Yes, we humans are also flawed and yes we make terrible mistakes and yes we are also capable of causing terrible destruction. But each and everyone of us is born with the very image of God inside of us. You are loved. You are capable of forgiveness and capable of being forgiven. You are capable of being loved and capable of loving. You are created with purpose.
And notice, that when God wanted to make someone in the image of God, wanted to make humankind, God made two diverse creatures: man and woman. The only way to make our likeness even something remotely like God was to make us different. To give us, the human race, diversity within ourselves. Without diversity, we are nothing like God.
We are like God when we live in diverse community. Sometimes this seems difficult. When two people are different, we can feel challenged to live together in community. We want different things. We communicate differently. We see the world in different ways. This naturally causes tension and conflict.
But the beautiful truth is: God created our differences! God in God’s ownself is diverse. And God loves our diversity. Our diversity is God-like. If a person only spends time with people who think like them and act like them and look like them, that person is actually missing the opportunity to be like God. It is God-like to be with people who are different than ourselves.
The old saying goes, “If you put two Presbyterians in a room there will be at least three different opinions.” This is challenging, but it is also beautiful. We live in diverse community. And we should! We are called to live in community with people who are a different gender than us, a different race, a different religion, a different political party, a different age. When we all come together, we are God-like. We can be like God in our difference.

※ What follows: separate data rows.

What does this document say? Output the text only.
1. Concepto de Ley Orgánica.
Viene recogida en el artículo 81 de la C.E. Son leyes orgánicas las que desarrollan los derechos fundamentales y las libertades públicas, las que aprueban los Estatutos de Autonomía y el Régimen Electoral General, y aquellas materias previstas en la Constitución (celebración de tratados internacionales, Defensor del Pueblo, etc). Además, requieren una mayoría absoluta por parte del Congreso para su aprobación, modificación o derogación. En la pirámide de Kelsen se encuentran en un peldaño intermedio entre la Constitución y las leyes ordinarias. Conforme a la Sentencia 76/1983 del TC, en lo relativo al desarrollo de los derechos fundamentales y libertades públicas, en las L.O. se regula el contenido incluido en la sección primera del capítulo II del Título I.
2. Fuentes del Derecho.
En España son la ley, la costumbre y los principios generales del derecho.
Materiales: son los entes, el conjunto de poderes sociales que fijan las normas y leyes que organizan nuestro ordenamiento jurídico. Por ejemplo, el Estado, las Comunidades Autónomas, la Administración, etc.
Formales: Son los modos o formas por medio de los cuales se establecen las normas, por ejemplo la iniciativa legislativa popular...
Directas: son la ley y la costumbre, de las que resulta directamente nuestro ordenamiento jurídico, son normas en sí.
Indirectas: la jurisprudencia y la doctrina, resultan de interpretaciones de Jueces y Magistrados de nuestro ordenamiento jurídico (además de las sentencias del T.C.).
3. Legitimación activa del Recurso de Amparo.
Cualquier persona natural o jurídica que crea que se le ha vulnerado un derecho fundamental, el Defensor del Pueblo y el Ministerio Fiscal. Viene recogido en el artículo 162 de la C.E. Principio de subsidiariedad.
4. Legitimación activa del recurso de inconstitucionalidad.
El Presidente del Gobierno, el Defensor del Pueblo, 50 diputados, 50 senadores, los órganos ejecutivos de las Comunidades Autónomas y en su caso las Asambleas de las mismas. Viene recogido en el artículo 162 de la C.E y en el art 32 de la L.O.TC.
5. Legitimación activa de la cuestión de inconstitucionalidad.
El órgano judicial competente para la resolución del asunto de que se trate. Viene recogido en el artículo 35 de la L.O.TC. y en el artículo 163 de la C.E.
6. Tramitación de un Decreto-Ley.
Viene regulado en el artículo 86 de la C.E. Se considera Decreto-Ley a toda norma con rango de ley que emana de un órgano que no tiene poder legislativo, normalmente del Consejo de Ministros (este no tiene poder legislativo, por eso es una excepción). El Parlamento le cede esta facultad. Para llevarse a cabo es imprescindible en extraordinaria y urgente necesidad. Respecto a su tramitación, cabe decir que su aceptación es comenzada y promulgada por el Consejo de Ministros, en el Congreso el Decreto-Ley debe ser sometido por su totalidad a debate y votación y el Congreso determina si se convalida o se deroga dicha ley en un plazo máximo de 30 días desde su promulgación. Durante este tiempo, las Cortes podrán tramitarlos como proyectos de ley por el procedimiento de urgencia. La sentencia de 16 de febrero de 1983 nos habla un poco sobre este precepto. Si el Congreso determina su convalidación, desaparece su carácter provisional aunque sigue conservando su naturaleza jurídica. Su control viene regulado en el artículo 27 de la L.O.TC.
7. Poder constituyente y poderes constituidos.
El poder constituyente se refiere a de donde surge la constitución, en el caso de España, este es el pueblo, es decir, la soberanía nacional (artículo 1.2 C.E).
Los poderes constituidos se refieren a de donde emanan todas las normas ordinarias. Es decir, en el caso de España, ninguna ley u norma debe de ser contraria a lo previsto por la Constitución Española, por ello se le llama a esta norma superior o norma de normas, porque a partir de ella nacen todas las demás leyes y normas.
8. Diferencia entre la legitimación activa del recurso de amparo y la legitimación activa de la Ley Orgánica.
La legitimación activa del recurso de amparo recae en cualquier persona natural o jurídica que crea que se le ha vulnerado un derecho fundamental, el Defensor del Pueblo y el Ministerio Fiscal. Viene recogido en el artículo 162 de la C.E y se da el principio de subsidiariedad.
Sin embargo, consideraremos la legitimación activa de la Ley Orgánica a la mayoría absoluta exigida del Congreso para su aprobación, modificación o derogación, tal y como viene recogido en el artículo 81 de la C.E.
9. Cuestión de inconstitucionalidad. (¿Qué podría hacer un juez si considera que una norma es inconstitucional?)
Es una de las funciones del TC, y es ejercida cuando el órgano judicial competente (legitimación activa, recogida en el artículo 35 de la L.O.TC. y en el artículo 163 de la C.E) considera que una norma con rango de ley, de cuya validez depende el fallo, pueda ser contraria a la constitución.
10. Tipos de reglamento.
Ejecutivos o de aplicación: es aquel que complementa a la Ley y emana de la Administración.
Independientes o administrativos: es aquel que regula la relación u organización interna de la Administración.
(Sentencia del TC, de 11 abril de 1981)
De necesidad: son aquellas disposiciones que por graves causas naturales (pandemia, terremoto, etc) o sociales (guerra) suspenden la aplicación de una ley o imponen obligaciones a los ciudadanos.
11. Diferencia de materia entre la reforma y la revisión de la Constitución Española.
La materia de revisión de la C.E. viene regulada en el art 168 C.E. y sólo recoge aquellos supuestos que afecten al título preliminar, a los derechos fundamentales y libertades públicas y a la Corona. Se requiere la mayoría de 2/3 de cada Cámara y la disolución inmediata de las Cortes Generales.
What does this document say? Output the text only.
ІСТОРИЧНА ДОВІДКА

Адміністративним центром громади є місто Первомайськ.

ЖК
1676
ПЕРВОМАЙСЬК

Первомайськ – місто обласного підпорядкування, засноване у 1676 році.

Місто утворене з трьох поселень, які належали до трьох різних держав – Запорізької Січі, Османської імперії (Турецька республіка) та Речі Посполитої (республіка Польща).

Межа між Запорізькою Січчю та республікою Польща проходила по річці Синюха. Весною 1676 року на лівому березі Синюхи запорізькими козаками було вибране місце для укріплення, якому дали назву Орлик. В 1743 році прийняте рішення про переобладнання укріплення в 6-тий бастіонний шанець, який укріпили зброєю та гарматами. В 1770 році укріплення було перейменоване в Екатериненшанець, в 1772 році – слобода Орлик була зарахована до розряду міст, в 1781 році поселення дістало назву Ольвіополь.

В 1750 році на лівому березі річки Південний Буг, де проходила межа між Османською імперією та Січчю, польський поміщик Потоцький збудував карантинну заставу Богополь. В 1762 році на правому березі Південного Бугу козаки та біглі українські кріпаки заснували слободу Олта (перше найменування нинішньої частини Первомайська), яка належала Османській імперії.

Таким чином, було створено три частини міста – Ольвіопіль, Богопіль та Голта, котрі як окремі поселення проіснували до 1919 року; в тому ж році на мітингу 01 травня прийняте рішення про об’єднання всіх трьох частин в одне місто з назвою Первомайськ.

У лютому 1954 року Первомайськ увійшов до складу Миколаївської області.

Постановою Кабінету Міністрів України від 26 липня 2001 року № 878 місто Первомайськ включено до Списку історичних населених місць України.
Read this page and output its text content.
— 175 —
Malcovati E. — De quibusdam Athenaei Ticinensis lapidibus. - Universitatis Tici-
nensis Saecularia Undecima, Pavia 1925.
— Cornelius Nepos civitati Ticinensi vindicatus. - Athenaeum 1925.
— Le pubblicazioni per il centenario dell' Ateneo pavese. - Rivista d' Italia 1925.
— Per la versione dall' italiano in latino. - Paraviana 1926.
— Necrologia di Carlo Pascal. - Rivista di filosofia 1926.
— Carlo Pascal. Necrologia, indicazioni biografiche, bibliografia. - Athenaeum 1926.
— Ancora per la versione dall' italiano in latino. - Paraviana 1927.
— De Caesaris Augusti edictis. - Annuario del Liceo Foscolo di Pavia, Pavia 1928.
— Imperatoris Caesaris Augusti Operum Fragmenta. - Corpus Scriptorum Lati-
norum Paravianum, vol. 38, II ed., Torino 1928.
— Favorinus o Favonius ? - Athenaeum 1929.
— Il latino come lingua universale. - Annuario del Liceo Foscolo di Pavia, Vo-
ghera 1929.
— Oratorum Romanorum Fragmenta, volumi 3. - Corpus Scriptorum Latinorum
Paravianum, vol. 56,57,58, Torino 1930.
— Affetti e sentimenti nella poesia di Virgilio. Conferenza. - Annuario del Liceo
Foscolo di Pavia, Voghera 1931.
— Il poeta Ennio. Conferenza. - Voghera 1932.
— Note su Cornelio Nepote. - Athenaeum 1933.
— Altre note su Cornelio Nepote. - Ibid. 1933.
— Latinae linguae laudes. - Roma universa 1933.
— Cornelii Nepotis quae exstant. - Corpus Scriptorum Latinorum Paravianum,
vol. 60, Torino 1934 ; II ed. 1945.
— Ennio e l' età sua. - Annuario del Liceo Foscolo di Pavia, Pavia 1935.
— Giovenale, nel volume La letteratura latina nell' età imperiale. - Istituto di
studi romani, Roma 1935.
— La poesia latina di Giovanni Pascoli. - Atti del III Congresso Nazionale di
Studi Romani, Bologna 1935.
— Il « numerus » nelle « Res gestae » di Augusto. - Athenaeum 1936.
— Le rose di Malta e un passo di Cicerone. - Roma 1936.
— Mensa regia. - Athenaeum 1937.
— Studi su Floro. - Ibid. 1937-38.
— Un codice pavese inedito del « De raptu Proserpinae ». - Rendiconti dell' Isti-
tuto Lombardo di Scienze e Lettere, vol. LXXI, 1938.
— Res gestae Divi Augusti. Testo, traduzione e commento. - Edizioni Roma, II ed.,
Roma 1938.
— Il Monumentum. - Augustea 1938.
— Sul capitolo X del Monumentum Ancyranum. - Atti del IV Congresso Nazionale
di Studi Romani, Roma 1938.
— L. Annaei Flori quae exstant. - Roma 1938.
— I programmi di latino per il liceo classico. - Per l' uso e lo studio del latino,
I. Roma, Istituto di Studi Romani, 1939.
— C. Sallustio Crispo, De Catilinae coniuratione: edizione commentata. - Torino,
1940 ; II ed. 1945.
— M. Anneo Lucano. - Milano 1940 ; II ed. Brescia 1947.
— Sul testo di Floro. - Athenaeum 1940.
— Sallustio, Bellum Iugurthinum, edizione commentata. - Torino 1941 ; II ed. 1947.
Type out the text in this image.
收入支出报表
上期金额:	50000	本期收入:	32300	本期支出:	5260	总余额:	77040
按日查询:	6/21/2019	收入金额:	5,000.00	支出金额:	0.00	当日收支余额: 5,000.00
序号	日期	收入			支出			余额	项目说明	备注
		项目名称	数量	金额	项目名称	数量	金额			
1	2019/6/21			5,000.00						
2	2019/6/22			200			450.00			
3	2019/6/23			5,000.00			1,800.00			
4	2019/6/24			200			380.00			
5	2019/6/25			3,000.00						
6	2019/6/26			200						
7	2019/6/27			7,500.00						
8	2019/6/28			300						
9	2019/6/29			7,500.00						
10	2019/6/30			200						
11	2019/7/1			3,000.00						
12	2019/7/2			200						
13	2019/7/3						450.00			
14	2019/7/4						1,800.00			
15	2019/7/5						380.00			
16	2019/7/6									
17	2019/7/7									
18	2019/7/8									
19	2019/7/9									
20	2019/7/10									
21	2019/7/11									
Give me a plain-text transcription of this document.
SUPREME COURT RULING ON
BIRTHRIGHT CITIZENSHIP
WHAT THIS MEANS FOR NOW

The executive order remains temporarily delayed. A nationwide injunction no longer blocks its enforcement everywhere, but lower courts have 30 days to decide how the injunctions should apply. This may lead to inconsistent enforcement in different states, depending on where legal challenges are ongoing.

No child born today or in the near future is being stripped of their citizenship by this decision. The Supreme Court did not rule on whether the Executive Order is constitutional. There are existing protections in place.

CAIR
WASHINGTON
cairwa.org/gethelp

And in our diversity, we are created to overflow with love. This week I want to ask you to seek out someone who is different from you and listen to them. Read a news source you don’t normally read. Listen to a podcast from someone who you know you disagree with and really listen, not to disagree, but to empathize, to understand their perspective. Remember that Scripture says we are not called to be like an idol that has no ability to speak or see or hear or work, but we are called to be like God who continuously speaks to our hearts and sees our joys and sorrows, and hears our prayers and works within us. We are to be like God. And part of that is listening to one another.
And if you can find the strength, look for places of suffering. Listen to people in pain. Listen to the hardships of our world. This is an exhausting exercise for most of us. There are so many places of hurt right now. And many of us don’t want to see the hurt and suffering and pain in the world. Many of us want to close our eyes to those who are oppressed or hungry or crying out against injustice. It is easier that way. It is easier to think, “I’m okay; they’re okay; this will all calm down in a bit” and just move on.
But if we know God, we know love. Love overflowing like a fountain. And we are called to be like God. To allow love to overflow out of our hearts. We cannot know love unless it is shared. When we give love, we come to know love. It’s an amazing truth that the more we love, the more we experience love.
This is frightening in a hurting world. It is hard to know where to begin and how to love. But we can be confident of this: We were created for this. We were created for love. We were created for diverse community. And the love is never ever going to run out. For it is not us who loves alone, but God’s overflowing, abundant love within us. When we are empty, we can open our hands to the Lord and ask God to fill us with God’s love so that we can love others. We can learn to love because we can become like that which we worship.
And we worship the Triune God—God who is one in three, Father, Son, and Holy Spirit—who is diversity within unity, the very nature of love itself. Amen.